ELEANOR HALL: One of Australia’s major electricity retailers, Energy Australia, has told the Climate Change Authority that it has concerns about community opposition to wind power because it might make Australia’s renewable energy target difficult to achieve.
The company says that to meet the target, wind power would have to be dramatically expanded, and that many communities are likely to oppose that.
But others dispute the company’s claims, and say the greatest threat to renewables comes not from community opposition, but from an uncertain investment climate.
Timothy McDonald has our report.
TIMOTHY MCDONALD: Energy Australia says wind power’s rapid expansion seems to rub many communities the wrong way.
Clare Savage is the executive manager of strategy and corporate affairs.
CLARE SAVAGE: We’re concerned that we’re currently hitting levels of development which are getting near the social speed limits, as we’d say, and what the Climate Change Authority modelling shows is that to deliver the current hardwired target we’d need to triple that level of development.
TIMOTHY MCDONALD: What kind of response has the company had to its wind projects?
CLARE SAVAGE: We’ve got a great project in South Australia which received planning approval and approval from the Environmental Protection Authority, but it was actually voted down by the greater city council. So we’re currently pursuing that through a judicial review.
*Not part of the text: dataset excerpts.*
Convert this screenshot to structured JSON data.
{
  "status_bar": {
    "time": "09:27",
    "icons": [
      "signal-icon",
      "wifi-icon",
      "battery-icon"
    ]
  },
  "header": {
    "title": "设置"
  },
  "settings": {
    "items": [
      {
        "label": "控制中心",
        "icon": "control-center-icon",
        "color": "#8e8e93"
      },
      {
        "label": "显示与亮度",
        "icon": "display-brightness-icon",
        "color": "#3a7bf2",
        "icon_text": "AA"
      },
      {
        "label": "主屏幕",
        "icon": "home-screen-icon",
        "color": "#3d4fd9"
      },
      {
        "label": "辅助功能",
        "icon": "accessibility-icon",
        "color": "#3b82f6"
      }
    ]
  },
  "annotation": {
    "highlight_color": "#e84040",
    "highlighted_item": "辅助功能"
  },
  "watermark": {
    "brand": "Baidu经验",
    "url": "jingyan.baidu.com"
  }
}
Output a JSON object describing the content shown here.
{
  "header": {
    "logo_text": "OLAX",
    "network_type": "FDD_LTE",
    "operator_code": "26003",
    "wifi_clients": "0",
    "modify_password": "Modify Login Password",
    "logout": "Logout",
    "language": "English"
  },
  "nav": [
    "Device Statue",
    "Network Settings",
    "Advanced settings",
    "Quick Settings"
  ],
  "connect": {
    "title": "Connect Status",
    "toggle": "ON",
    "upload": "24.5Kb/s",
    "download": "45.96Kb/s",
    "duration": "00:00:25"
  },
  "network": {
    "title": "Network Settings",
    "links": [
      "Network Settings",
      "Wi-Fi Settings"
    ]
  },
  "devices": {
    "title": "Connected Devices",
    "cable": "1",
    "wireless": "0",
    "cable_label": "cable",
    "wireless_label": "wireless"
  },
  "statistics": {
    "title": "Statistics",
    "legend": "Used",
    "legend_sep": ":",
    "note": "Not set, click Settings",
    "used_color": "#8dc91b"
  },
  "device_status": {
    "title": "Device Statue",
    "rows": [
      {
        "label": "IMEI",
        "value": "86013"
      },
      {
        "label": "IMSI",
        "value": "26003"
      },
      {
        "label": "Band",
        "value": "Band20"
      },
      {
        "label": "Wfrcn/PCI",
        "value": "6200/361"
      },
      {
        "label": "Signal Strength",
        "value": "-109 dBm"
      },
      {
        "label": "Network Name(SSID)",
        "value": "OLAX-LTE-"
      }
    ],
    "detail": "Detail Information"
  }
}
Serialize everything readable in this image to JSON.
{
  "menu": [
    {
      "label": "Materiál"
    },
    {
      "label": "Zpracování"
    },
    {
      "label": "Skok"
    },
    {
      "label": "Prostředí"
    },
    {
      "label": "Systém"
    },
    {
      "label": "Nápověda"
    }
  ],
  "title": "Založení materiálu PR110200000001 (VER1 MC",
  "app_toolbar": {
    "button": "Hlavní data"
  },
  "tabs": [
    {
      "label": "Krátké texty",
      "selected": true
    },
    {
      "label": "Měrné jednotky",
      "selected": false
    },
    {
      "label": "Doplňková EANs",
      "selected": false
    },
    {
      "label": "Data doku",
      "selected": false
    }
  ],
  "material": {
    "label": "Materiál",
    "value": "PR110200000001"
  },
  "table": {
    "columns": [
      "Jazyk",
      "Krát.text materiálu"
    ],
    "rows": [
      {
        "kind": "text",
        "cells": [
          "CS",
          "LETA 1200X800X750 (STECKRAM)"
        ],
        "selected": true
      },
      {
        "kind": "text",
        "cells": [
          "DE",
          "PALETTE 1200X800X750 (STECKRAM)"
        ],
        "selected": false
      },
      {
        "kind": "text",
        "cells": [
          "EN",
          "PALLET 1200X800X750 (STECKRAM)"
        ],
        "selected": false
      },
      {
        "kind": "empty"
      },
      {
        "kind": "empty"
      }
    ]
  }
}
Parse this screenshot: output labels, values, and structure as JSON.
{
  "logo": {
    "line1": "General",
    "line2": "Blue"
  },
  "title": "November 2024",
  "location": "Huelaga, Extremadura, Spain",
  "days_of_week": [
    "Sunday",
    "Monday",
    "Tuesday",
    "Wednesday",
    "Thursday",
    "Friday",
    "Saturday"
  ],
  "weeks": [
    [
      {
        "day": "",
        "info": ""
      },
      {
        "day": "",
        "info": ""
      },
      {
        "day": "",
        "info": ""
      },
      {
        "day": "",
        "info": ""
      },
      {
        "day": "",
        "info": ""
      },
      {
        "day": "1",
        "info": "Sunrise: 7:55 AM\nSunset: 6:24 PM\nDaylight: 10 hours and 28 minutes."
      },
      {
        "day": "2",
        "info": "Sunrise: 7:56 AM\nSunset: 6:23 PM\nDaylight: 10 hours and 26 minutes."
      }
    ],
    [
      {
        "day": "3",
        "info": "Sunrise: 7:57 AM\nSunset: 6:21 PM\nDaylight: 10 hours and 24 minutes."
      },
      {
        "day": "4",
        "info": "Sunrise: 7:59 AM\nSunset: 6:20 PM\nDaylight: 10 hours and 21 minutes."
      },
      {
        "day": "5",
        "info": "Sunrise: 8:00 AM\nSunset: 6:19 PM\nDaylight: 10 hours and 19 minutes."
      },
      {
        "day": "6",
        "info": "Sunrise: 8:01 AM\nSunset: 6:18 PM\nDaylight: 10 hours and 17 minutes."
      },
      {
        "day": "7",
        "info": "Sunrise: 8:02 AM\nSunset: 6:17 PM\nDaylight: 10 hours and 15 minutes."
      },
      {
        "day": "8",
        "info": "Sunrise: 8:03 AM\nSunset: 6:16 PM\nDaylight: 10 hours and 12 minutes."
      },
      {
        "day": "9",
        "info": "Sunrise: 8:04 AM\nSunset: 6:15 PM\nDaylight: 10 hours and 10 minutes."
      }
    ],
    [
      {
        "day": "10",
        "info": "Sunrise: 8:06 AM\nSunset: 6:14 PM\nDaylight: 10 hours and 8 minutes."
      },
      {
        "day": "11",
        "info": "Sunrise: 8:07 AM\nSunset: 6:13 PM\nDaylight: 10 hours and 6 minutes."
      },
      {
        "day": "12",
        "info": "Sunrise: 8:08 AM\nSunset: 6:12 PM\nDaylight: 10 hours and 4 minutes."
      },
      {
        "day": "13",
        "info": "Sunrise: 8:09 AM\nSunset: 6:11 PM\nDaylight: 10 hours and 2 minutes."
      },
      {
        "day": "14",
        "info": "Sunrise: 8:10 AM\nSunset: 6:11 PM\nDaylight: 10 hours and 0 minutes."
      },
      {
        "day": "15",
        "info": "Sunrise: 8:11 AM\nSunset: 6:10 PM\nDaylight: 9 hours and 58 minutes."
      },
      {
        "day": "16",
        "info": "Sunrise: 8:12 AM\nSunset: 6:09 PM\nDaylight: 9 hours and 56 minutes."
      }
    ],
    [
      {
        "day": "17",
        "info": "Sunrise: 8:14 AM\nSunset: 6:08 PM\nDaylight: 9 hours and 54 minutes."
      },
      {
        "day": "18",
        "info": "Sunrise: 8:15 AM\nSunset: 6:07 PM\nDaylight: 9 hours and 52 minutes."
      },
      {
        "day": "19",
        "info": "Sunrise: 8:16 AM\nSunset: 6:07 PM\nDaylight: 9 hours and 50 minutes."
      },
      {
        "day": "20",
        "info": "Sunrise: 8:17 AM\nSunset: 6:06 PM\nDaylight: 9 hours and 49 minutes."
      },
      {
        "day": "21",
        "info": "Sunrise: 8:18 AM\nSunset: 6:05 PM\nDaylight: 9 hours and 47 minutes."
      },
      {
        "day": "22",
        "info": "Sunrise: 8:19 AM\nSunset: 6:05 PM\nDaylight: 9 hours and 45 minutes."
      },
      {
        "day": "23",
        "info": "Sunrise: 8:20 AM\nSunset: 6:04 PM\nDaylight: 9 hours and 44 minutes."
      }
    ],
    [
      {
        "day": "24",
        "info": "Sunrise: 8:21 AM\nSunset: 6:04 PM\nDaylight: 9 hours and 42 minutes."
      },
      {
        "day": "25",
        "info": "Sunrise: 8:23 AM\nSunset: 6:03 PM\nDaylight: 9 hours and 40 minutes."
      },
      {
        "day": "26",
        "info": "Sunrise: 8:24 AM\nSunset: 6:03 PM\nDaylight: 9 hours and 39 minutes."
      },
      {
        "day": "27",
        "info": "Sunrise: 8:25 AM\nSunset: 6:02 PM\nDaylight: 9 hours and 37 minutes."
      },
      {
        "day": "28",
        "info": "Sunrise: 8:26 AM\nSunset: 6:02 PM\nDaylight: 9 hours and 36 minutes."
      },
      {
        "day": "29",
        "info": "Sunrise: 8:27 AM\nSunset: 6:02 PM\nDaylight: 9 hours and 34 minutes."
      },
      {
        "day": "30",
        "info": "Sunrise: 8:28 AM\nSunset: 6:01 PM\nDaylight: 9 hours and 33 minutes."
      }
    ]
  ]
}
But from our perspective, when you see good projects knocked back by local government, you’re actually in a situation where it’s difficult to get the community on board.
TIMOTHY MCDONALD: The company has written a submission to the Climate Change Authority’s review of the renewable energy target, suggesting community opposition to the rapid expansion of wind farms could undermine the whole scheme.
The solution, they say, is to slow down. Pacific Hydro, which operates six wind farms in Australia, has a different view.
Lane Crockett is the general manager.
LANE CROCKETT: There is a period of time during the development phase when you’re discussing what it’ll look like with a community that there can be some anxiousness about what that will mean, but once the wind farm is operating, once the community settles into it, they are very strongly supported by the community.
TIMOTHY MCDONALD: Russell Marsh from the Clean Energy Council says polling shows that the community is broadly very positive about wind power.
RUSSELL MARSH: We released a poll earlier this year that showed that about 80 per cent of people, and that was both people in country areas near wind farms and in city areas supported wind farms. While we were there we saw tremendous acceptance of wind farms and the need to build wind farms across Australia.
TIMOTHY MCDONALD: The current renewable energy target is 41,000 gigawatt hours a year. That figure is based on an earlier projection of 20 per cent of the country’s energy needs in 2020.
Energy Australia and a number of other companies want the target significantly reduced to align with more current and lower projections of Australia’s needs.
The company argues that to meet the target as it stands, wind power would have to be built at three times the current rate.
Clare Savage worries that could create enough community opposition to make the entire renewable energy target scheme unravel, but she says the Government could avoid the problem by slowing down.
CLARE SAVAGE: Renewables deployment is not a race, and from our perspective, it’s important that we get the scheme settings right such that the scheme has longevity and our concern is if we actually triple the amount of wind projects every single year from here to 2020, the risk is that the community will push back on the scheme and the scheme itself comes into question.
TIMOTHY MCDONALD: Lane Crockett from Pacific Hydro isn’t convinced.
LANE CROCKETT: No look, I don’t buy that argument at all. There’s thousands of megawatts of wind farm projects that are already permitted and just waiting for the market to proceed, and it’s uncertainty that’s being created that’s stopping that happening.
So the industry can easily deliver it.
TIMOTHY MCDONALD: A number of wind energy companies have made submissions suggesting that uncertainty is the biggest problem, and that changing the target could affect the investment climate.
In its discussion paper, the Climate Change Authority currently appears to agree with them.
It says a one-off change could create uncertainty, while switching to a plan that’s linked to a percentage target could prove even more damaging.
ELEANOR HALL: Timothy McDonald reporting.